Entraram na moda, de uma década para cá, as pizzas de "mozzarella" de búfala. Cuidado, porém, ao colocar a "mozzarella" muito fresca no topo de uma redonda. Como ostenta uma quantidade quase absurda de soro, ainda, na sua composição, digamos, esponjosa, a muito fresca liberta esse soro sobre a massa das pizzas – que somente se cozinham, e não assam corretamente. Por favor, consuma a "mozzarella" fresca imediatamente, sem resguardá-la no frio da geladeira. Para outras opções, inclusive a das pizzas, elimine o líquido que protege a "mozzarella" e a guarde, embrulhada em papel-filme, na parte mais baixa do refrigerador. Não ficará perfeita para se desfrutar, ao natural – mas, se tornará impecável em qualquer processo que exija o derretimento.

Dentre as marcas, a campeã

São inúmeras as marcas de categoria, hoje, no Brasil, no departamento da "mozzarella" de búfala. De qualquer forma, preciso sugerir "La Bufalina", que os irmãos Davide e Vittorio Auricchio, provenientes de Battipaglia, na Campânia, implantaram em São Paulo, 1998, conceito e tecnologia totalmente peninsulares (tels.: 3825-8000 e 5051-3737) – e preços acessíveis, em relação à sua qualidade superlativa.

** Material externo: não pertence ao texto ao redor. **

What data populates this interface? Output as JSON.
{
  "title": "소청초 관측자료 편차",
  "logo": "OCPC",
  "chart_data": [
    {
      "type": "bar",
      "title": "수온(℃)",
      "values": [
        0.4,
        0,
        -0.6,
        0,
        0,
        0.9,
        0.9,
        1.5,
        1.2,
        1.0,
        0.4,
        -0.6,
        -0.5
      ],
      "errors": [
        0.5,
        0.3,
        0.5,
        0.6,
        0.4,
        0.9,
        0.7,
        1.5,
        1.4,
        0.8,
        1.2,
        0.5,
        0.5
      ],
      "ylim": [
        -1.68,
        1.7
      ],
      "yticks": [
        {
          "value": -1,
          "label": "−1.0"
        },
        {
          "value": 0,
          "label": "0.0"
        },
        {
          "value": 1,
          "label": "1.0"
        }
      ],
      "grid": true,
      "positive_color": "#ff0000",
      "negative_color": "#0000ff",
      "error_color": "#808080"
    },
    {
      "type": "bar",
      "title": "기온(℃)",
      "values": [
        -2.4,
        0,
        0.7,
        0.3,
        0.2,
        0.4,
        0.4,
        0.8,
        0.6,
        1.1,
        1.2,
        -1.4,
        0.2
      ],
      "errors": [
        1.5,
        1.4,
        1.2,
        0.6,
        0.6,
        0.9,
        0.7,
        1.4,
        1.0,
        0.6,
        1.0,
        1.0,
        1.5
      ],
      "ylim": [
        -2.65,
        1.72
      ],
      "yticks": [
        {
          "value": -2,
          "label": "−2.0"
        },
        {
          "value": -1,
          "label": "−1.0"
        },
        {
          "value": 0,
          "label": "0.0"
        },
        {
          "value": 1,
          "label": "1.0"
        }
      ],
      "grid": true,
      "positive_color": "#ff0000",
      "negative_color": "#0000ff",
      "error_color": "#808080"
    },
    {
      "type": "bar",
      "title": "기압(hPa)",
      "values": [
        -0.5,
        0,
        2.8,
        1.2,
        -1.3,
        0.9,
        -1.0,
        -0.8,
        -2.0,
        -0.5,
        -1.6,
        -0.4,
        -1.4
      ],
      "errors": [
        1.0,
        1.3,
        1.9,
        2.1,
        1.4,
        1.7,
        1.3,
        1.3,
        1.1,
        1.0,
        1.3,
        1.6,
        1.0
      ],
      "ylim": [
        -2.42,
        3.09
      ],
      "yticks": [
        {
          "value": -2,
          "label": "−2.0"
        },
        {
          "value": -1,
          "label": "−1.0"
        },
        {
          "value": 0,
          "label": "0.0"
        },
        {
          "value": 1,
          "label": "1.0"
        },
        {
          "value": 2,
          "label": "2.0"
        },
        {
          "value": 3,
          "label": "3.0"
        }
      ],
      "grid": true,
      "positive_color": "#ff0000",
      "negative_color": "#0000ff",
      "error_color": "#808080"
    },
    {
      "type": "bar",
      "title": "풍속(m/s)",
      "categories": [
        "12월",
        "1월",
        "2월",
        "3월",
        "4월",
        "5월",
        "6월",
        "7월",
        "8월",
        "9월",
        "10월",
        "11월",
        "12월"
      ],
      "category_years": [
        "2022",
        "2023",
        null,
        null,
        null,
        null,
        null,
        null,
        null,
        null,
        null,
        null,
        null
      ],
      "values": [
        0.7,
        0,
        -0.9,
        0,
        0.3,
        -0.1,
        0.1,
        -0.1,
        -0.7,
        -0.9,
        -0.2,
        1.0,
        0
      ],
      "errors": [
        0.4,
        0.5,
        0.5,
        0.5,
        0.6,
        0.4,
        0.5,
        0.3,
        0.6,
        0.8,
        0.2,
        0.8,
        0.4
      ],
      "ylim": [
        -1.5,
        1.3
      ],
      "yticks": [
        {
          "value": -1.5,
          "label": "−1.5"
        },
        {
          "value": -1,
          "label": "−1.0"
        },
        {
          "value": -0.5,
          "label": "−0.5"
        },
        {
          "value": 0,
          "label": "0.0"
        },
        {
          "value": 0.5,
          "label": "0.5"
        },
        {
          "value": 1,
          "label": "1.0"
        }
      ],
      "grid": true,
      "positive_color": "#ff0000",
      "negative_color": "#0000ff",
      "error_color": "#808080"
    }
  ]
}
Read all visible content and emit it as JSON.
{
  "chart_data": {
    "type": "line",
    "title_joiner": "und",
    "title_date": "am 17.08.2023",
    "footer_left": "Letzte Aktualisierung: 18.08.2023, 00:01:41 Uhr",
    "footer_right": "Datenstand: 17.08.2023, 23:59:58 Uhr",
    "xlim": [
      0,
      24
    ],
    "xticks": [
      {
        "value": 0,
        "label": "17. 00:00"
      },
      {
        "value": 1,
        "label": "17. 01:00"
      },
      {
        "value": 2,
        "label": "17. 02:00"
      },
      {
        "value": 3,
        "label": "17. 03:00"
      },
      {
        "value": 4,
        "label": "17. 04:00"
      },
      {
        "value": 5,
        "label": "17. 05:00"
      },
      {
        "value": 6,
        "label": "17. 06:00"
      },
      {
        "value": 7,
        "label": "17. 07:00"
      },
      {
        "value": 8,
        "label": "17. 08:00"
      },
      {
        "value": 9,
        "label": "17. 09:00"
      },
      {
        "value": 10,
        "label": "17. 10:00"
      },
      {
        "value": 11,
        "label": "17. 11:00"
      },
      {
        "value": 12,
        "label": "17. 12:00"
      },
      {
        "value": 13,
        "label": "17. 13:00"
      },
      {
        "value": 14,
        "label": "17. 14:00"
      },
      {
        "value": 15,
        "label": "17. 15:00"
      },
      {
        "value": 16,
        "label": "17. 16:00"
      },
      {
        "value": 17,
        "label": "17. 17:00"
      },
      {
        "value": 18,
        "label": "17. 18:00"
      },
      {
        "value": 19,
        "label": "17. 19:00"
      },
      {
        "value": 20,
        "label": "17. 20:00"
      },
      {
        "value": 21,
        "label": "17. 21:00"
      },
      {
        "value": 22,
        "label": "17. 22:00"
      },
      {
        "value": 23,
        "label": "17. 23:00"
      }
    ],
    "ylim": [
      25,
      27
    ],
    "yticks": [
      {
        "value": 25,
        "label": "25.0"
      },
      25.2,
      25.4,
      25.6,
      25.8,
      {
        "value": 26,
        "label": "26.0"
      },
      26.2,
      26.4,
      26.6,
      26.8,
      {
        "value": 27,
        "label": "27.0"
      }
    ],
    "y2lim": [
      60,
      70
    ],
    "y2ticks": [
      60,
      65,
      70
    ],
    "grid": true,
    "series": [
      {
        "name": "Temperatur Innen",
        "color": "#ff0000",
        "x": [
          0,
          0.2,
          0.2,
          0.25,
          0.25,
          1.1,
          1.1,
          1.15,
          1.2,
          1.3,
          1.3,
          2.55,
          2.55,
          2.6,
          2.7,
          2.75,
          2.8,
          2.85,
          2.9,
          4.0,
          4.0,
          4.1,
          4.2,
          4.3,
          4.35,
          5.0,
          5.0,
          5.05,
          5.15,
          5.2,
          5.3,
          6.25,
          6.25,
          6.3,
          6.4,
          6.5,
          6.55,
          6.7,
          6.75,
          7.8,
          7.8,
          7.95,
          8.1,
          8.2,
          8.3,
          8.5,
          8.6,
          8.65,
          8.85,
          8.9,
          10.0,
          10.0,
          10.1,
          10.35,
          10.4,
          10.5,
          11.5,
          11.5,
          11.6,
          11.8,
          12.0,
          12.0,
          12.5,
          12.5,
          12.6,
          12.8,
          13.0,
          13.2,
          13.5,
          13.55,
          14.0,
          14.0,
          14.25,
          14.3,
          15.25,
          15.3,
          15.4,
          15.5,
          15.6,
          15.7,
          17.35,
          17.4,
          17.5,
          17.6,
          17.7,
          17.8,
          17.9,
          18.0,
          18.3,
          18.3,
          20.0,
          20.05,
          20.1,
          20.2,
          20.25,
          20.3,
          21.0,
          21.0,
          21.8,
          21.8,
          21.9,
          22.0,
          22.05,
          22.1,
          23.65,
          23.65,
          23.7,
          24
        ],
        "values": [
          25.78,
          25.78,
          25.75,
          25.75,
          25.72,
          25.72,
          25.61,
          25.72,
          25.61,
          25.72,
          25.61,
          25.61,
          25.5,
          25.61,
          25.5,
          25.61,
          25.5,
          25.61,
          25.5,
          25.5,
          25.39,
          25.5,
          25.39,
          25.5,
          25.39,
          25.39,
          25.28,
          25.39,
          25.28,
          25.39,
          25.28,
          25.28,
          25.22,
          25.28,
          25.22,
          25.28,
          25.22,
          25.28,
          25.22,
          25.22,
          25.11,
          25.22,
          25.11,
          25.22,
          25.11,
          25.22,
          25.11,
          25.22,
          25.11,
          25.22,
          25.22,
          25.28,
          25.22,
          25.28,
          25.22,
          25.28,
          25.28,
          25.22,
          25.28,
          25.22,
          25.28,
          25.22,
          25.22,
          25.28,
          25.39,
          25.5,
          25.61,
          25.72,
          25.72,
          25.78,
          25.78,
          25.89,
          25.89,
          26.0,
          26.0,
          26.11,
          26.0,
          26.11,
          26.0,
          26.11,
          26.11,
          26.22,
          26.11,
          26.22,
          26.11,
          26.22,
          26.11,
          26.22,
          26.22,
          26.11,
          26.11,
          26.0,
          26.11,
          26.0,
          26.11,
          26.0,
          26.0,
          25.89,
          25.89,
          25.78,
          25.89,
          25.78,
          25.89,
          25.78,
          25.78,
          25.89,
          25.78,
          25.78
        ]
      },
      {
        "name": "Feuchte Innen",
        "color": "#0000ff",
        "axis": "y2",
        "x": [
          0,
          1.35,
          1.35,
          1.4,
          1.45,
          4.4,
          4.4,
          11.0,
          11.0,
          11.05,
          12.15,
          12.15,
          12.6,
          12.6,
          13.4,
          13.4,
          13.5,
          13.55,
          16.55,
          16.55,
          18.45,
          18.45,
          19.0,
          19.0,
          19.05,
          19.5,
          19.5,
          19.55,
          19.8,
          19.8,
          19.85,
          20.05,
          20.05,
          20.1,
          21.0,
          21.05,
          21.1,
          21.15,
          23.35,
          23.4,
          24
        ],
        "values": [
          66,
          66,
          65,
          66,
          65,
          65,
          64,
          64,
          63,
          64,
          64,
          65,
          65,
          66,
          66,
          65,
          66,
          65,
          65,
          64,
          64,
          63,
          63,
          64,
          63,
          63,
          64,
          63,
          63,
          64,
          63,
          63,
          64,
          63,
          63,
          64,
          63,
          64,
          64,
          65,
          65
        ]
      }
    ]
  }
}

Avalizam a minha postura inúmeros restaurantes celebrados da capital, como Baby-Beef Rubaiyat, Don Pepe di Napoli, Fasano ou Fogo-de-Chão, seus consumidores fiéis. Recentemente, aliás, um teste de degustação, realizado pela revista Affari, da Câmara Italiana de Comércio no Brasil, destacadamente elegeu a "Bufalina" como a melhor do segmento.